A Vancouver-bound train with 112 grain cars was parked for two hours with its air brakes engaged on a grade east of Field, B.C., when it started moving on its own early Monday. The train sped up to well over the limit before 99 cars and two locomotives hurtled off the tracks.
Three employees with Canadian Pacific Railway — engineer Andrew Dockrell, conductor Dylan Paradis and trainee Daniel Waldenberger-Bulmer — were killed.
In a statement late Friday, Canadian Pacific said it continues to mourn its railroaders while co-operating with the Transportation Safety Board in its ongoing investigation.
The company said it has reopened the mainline through Field, B.C., and has taken steps to further enhance safety by adding to its existing protocols for trains on mountain grades across its network.

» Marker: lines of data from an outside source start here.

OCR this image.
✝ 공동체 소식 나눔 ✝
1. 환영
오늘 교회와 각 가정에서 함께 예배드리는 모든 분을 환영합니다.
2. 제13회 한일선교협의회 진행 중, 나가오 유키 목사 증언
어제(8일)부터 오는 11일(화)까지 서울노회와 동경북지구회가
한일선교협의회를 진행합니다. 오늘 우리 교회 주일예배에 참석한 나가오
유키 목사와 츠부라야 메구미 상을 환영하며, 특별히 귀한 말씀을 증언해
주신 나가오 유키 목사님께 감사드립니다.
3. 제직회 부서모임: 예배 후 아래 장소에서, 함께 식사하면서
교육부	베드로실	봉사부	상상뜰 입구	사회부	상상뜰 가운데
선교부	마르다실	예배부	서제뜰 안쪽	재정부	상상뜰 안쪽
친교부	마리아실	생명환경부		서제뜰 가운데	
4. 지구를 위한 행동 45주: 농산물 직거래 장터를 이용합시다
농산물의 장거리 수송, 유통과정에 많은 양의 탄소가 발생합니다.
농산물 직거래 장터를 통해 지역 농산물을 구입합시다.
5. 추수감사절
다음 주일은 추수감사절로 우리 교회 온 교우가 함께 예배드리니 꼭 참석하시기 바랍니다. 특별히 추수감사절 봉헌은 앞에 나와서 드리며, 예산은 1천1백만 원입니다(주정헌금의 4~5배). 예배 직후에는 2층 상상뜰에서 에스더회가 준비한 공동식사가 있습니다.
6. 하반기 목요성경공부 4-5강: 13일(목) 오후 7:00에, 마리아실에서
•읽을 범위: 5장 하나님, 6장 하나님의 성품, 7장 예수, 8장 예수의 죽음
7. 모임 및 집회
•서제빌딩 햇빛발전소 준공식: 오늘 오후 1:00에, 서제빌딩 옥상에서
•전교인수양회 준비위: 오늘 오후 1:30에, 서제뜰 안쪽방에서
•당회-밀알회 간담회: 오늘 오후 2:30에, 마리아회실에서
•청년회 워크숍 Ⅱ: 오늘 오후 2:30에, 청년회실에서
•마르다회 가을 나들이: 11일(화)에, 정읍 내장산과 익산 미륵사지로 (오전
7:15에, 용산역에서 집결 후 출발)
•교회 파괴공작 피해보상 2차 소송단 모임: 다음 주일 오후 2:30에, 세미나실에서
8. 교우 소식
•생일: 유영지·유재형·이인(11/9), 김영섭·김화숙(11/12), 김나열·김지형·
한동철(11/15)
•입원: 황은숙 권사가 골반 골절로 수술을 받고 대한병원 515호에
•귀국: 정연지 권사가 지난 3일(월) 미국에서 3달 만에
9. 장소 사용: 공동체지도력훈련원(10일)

"CP will also fully comply with (Transport Canada's) order relating to train securement," said the statement.
A spokesman with Canadian National Railway, which also travels through the mountains, said that company also endorses the measure by Transport Canada.
The Transportation Safety Board has said handbrakes were not applied in Monday's derailment.
A report by Canadian Pacific Railway detailed how challenging it is to run trains in frigid temperatures. It was about -20 C at the time of the crash.
"Harsh winter conditions are an inescapable reality in Canada's northern climate," says a document titled White Paper: Railroading in the Canadian Winter on Canadian Pacific Railway's website.
"Winter has a profound impact on a railway's operations and its ability to maintain service for its customers."
The white paper said cold increases air leakage from a train's air- brake system that results in varying air pressures between the head and tail end of a train.
"This is a major challenge."
Trains are shortened when temperatures dip below -25 C to ensure pressure remains consistent throughout their entire length, the report said.
A union representative has said the derailed train was shorter than the 135 cars CP has run in recent years. But a veteran Boston-based engineer said 112 cars is large for a train of full grain hoppers.
"Our forefathers in the business would never have put a train together that big under those climatic conditions and expected it to run smoothly," said Joe Mulligan with Railroad Workers United, a volunteer-run group of rank-and-file railroaders across North America.
Mulligan said it would have taken a lot of handbrakes to hold back a train so big. And there was nothing to be done once the train was in motion.
The Calgary-based railway said in the report that it also places locomotives at different points along a train in the winter. Distributing power that way makes it quicker to pressurize air brakes. The train that derailed had a locomotive at the front, middle and end.
In extreme cold, dryers are used to prevent moisture from getting into the brakes, which means it takes longer to pressurize them and do the required safety checks, said the winter railroading report.
"This unavoidably increases the train's terminal dwell time."
The white paper also said train speeds must be reduced in frigid temperatures — by at least 16 km/h below -25 C and by at least 32 km/h at -35 C.
Will Young, a locomotive mechanic based in Kansas City, Mo., and an organizer at Railroad Workers United, said cold weather takes a toll on many train components.
"Things break that normally don't. Steel just becomes brittle. Rubber seals just harden and don't work."
Young said he suspects some sort of mechanical issue caused the braking system to lose power. That could have set off the chain of events that led to the catastrophe.
"It only takes that ever-so-slight touch of momentum."